Later, I was thinking, somewhat angrily, how unfortunate it was that Kelly had fought me so hard at all, when I really did want only what was best for her. Then, suddenly, it dawned on me that I was the one acting like Kelly in my relationship with God. I was fighting tooth-and-nail to have a child, and I didn’t understand why infertility was happening to me. But just as I tried to protect Kelly at the underpass, perhaps God was also trying to protect me from something I couldn’t see or understand. That realization quieted the angst in my soul more than anything else had.

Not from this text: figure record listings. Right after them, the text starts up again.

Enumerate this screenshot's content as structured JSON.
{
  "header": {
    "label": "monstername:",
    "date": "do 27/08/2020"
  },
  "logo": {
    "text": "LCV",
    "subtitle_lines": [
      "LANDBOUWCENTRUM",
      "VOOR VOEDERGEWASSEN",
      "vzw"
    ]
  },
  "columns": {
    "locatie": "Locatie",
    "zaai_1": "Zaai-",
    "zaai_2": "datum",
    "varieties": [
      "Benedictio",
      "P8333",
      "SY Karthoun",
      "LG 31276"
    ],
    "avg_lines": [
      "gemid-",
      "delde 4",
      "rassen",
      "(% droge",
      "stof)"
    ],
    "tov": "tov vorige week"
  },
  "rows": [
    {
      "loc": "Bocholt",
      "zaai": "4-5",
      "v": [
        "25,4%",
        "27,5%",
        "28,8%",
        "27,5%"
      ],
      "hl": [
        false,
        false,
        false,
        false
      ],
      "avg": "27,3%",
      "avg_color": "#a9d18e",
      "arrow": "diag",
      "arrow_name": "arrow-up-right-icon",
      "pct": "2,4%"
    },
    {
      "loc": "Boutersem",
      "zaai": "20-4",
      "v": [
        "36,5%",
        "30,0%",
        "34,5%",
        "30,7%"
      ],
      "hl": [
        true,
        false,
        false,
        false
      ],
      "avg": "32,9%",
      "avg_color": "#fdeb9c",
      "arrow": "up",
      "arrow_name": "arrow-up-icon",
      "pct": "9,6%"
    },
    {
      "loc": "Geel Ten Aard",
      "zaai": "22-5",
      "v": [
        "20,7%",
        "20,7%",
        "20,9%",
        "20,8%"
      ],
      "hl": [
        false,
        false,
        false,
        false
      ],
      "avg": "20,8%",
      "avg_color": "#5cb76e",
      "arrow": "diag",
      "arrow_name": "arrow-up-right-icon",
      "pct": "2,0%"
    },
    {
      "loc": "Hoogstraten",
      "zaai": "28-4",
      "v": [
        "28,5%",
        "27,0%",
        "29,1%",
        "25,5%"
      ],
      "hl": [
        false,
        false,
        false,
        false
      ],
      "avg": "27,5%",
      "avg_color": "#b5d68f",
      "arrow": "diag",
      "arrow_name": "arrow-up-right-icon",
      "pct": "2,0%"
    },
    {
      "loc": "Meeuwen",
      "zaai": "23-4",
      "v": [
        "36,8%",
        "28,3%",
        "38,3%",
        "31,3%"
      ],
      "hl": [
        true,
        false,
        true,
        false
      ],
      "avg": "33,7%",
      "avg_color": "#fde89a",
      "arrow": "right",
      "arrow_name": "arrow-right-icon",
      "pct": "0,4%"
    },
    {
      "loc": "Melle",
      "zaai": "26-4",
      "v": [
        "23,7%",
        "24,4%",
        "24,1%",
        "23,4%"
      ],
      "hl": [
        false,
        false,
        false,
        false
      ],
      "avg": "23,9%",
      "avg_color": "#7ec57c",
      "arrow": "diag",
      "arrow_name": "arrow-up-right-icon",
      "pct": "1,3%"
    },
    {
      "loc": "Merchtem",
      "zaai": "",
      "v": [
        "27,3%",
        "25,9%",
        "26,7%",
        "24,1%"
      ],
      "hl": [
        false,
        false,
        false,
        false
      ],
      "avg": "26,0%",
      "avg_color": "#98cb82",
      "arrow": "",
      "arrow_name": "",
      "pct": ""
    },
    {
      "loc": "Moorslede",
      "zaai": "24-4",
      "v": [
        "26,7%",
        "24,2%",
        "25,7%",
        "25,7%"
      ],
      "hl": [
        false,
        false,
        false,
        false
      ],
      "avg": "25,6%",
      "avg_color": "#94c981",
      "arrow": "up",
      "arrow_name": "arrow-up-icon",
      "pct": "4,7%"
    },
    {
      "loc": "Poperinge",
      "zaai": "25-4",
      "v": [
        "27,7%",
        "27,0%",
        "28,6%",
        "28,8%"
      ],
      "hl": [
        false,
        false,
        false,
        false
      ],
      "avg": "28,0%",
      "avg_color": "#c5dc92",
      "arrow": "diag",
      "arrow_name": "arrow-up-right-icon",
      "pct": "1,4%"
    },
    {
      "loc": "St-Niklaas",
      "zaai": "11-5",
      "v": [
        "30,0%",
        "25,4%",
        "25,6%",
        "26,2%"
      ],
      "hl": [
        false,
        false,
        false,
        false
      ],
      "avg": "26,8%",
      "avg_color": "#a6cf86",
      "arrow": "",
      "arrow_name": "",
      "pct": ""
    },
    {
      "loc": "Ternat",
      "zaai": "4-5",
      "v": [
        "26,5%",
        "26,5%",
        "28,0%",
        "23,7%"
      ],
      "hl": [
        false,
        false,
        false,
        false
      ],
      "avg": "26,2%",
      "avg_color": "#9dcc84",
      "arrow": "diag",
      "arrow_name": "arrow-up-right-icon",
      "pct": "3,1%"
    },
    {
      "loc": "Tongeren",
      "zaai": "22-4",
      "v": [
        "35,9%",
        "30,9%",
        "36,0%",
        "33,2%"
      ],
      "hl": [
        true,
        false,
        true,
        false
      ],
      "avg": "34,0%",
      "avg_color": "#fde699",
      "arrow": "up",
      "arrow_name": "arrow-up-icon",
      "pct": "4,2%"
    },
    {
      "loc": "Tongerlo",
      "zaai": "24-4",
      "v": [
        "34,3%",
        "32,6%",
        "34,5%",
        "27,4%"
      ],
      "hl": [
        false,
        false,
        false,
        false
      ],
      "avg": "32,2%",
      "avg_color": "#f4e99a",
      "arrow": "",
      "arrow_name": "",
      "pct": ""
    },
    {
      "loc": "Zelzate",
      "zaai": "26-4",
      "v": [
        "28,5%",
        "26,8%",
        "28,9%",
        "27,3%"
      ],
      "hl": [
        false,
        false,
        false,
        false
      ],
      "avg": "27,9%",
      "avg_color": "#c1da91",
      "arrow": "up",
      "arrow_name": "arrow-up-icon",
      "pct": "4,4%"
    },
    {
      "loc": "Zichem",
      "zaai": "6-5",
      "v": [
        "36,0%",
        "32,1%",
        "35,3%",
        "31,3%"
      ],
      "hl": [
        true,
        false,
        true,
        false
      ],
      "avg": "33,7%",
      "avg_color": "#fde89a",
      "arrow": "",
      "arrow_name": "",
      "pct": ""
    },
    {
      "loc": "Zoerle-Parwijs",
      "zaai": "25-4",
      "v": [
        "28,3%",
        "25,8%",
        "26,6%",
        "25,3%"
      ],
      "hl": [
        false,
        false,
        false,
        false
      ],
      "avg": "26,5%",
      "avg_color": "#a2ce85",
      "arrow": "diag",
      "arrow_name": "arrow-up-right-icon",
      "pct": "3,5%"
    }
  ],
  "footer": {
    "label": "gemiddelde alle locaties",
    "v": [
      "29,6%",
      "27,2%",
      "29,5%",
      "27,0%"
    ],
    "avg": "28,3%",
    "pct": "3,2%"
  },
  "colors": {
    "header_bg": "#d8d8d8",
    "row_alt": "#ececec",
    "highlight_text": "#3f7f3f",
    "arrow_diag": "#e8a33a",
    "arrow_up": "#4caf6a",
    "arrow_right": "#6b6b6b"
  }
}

I wrote an article about my fertility problems, and about my realization that Kelly fighting me was how I was fighting God, which was published in a magazine for evangelical Christians. Not long after the issue came out, I was at work in Orange County’s library system when a colleague came running down the hall to find me: “Someone on the phone wants to give you a baby!” she shouted. A pregnant 14-year-old girl more than 2,000 miles away had tracked me down, pre-Internet, found the library where I was working (out of 28 branches at that time) and hit the very hour I was there. She called to tell me she had decided that, after reading my article, she wanted to give me her baby.

That little girl, our daughter Piper, came to us less than three months later—a small miracle that I credit entirely to Kelly and her brilliant, headstrong ways. With some help, I suspect, from above.

This article first appeared in EQUUS issue #455, July 2015.